#!/usr/bin/env python
# coding: utf-8

# # Probabilistic Principal Component Analysis versus Factor Analysis
# 
# Consider $\mathbf{z}_i \sim \mathcal{N}(0,I)$. Let 
# 
# \begin{equation}
# \mathbf{x}_i = W\mathbf{z}_i,~\text{where}~
# W = \begin{pmatrix}
# 1 & 0 \\
# 1 & 0.001 \\
# 0 & 10
# \end{pmatrix}.
# \end{equation}
# 
# Let us generate 1,000 observations of such data.

# In[1]:


get_ipython().run_line_magic('matplotlib', 'inline')

import matplotlib.pyplot as plt
import numpy as np
from scipy import stats

np.random.seed(2016)

N = 1000
Z = stats.norm.rvs(loc=0, scale=1, size=2*N)
Z = Z.reshape((-1,2))
W = np.array([[1,0],[1,0.001],[0,10]])
X = np.dot(Z, W.T)
X[:10,:]


# Let's apply probabilistic principal component analysis, now, with $L = 1$. Here, it's assumed that
# 
# \begin{equation}
# \mathbf{x}_i \sim \mathcal{N}\left(Wz_i,\sigma^2I\right).
# \end{equation}
# 
# We can estimate the parameters with Equations 12.58 and 12.59.

# In[22]:


L = 1
U,D,V = np.linalg.svd(X)
V = V.T
Z = np.dot(U[:,:L], np.diag(D[:L]))
W = V[:,:L]
print(W)
print(np.dot(Z, W.T)) # reconstruction
print(X) # actual


# Thus, we see that this points along $x_3$, which is the direction of highest variance. Notice that when look at $Z$, the reconstructed $X$, the we accurately predict $x_3$, whereas are estimates for $x_1$ and $x_2$ are way off.
# 
# Now, let's try factor analysis. This time, we have 
# 
# \begin{equation}
# \mathbf{x}_i \sim \mathcal{N}\left(Wz_i + \boldsymbol\mu,\Psi\right),
# \end{equation}
# 
# where $\Psi$ is diagonal.
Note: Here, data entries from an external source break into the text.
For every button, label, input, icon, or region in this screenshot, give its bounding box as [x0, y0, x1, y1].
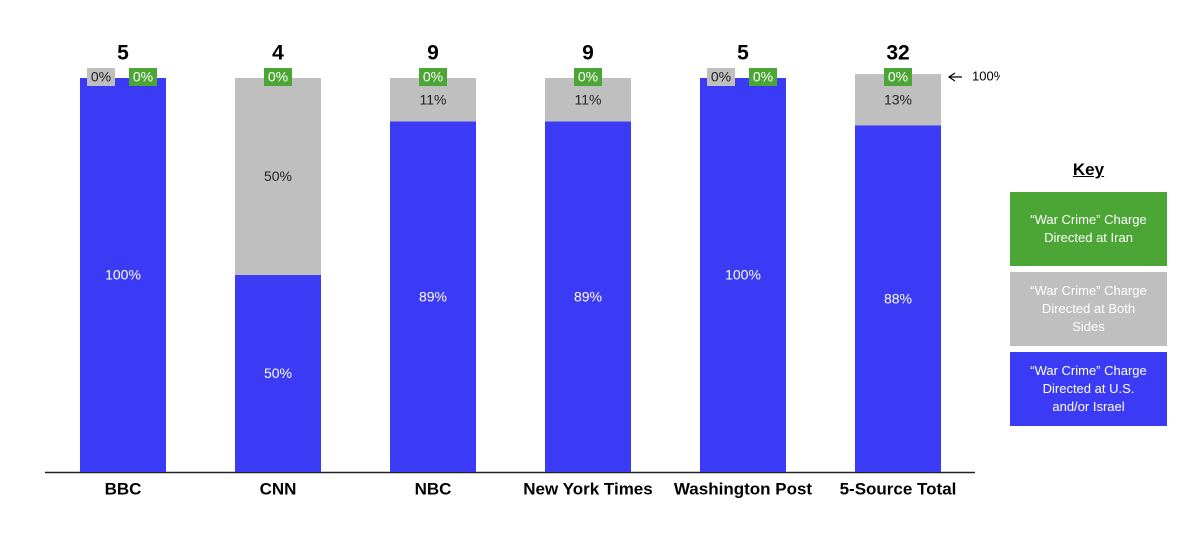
legend-entry: “War Crime” Charge Directed at Iran — [1010, 192, 1167, 266]
total-label: 32 — [886, 42, 909, 65]
value-label: 88% — [884, 290, 912, 306]
x-tick-label: CNN — [260, 479, 297, 498]
total-label: 9 — [582, 42, 594, 65]
value-label: 100% — [105, 267, 141, 283]
bar-segment — [235, 78, 321, 275]
value-label: 0% — [133, 69, 153, 85]
x-tick-label: BBC — [105, 479, 142, 498]
bar-segment — [855, 125, 941, 472]
label-box — [884, 68, 912, 86]
value-label: 0% — [753, 69, 773, 85]
label-box — [129, 68, 157, 86]
x-tick-label: New York Times — [523, 479, 652, 498]
bar-segment — [545, 121, 631, 472]
total-label: 4 — [272, 42, 284, 65]
label-box — [749, 68, 777, 86]
label-box — [707, 68, 735, 86]
total-label: 9 — [427, 42, 439, 65]
value-label: 0% — [91, 69, 111, 85]
value-label: 50% — [264, 168, 292, 184]
value-label: 0% — [268, 69, 288, 85]
annotation: 100% — [972, 68, 1000, 83]
value-label: 11% — [420, 91, 447, 107]
legend-title: Key — [1072, 160, 1105, 179]
annotation-arrow — [947, 72, 962, 82]
value-label: 100% — [725, 267, 761, 283]
total-label: 5 — [737, 42, 749, 65]
label-box — [87, 68, 115, 86]
label-box — [264, 68, 292, 86]
chart: 100% BBC5100%0%0%CNN450%50%0%NBC989%11%0… — [45, 42, 1000, 498]
value-label: 89% — [574, 288, 602, 304]
legend-entry: “War Crime” Charge Directed at Both Side… — [1010, 272, 1167, 346]
x-tick-label: 5-Source Total — [840, 479, 957, 498]
value-label: 13% — [884, 91, 912, 107]
legend-entry: “War Crime” Charge Directed at U.S. and/… — [1010, 352, 1167, 426]
value-label: 50% — [264, 365, 292, 381]
bar-segment — [390, 121, 476, 472]
value-label: 11% — [575, 91, 602, 107]
label-box — [574, 68, 602, 86]
value-label: 89% — [419, 288, 447, 304]
legend: Key “War Crime” Charge Directed at Iran “… — [1010, 160, 1167, 426]
x-tick-label: Washington Post — [674, 479, 813, 498]
label-box — [419, 68, 447, 86]
bar-segment — [80, 78, 166, 472]
x-tick-label: NBC — [415, 479, 452, 498]
value-label: 0% — [888, 69, 908, 85]
value-label: 0% — [423, 69, 443, 85]
bar-segment — [700, 78, 786, 472]
bar-segment — [235, 275, 321, 472]
total-label: 5 — [117, 42, 129, 65]
value-label: 0% — [578, 69, 598, 85]
value-label: 0% — [711, 69, 731, 85]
We can estimate $W$ and $\Psi$ with the EM algorithm described in 12.1.5.

# In[3]:


## initialize
W = stats.uniform.rvs(size=L*X.shape[1])
W = W.reshape((-1,L))
W = np.hstack((W, np.zeros(shape=(X.shape[1],1))))
Psi = np.diag(np.diag(np.dot(X.T, X)))/len(X)
m = np.empty(shape=(N, L)) # latent variable


def update_W(X, B, C):
    numerator = np.zeros(shape=(X.shape[1], B.shape[1]))
    denominator = np.zeros_like(C[0])
    for i in range(len(X)):
        numerator += np.outer(X[i], B[i])
        denominator += C[i]
    denominator
    return np.dot(numerator, np.linalg.inv(denominator))

def update_Psi(X, W, B):
    Psi = np.zeros(shape=(X.shape[1], X.shape[1]))
    for i in range(len(X)):
        Psi += np.outer(X[i] - np.dot(W, B[i]), X[i])
    return np.diag(np.diag(Psi))/len(X)

for k in range(100): # 50 iterations should be enough
    # E step
    Sigma = np.linalg.inv(np.eye(L) + np.dot(np.dot(W[:,:L].T, np.linalg.inv(Psi)), W[:,:L]))
    C = np.empty(shape=(N, L + 1, L + 1))
    for i in range(N):
        m[i] = np.dot(Sigma, np.dot(np.dot(W[:,:L].T, np.linalg.inv(Psi)), X[i] - W[:,L]))        
        C[i][:L,:L] = Sigma + np.outer(m[i], m[i])
        C[i][L,:L] = m[i]
        C[i][:L,L] = m[i]
        C[i][L,L] = 1
    B = np.hstack((m, np.ones((N,1))))  
    # M step
    W = update_W(X, B, C)
    Psi = update_Psi(X, W, B)
print(W[:,:L]) # principal directions
print(W[:,L]) # mu
print(Psi)
print(m)


# Now, we see that the direction of this vector is approximately $(1,1,0)$, which is the direction of max correlation. Recall that 
# 
# \begin{align}
# x_{i1} &= z_{i1} \\
# x_{i2} &= z_{i1} + 0.001z_{i2} \\
# x_{i3} &= 10z_{i2},
# \end{align}
# 
# so $x_{i1}$ and $x_{i2}$ are nearly identical, so they are very correlated. $x_{i3}$ can almost be treated as an indepedent normal variable. 
# 
# The main difference between the two methods is $\Psi$: for factor analysis, we have that $\Psi$ is merely diagonal, whereas, PPCA requires that $\Psi = \sigma^2I$.
# 
# In this case, nearly all the variance is found in $x_{i3}$ since the coefficient is much larger. Thus, that direction explains the variance, so it's no surprise that our weight vector found in PPCA points in that direction. In this way, it's almost like when we project onto this direction, we're just observing a single-dimensional normal distribution. From another perspective, if we were going to try to reconstruct $\mathbf{x}_i$ with one dimension, we'd simply take the sample standard deviation of the third dimension since that has the largest variance and multiply it by a standard normal.
# 
# On the other hand, that single-dimensional normal distribution can be seen as independent from $x_{i1}$ and $x_{i2}$. Thus, we can explain everything that happens along that dimension with $\Psi$ by setting the variance for the third component high. In this way, we have maximized the likelihood for that dimension, so all that is left is to explain relationship between $x_{i1}$ and $x_{i2}$. They happen to be nearly identical, so the weight vector approximately points in the direction $(1,1,0)$.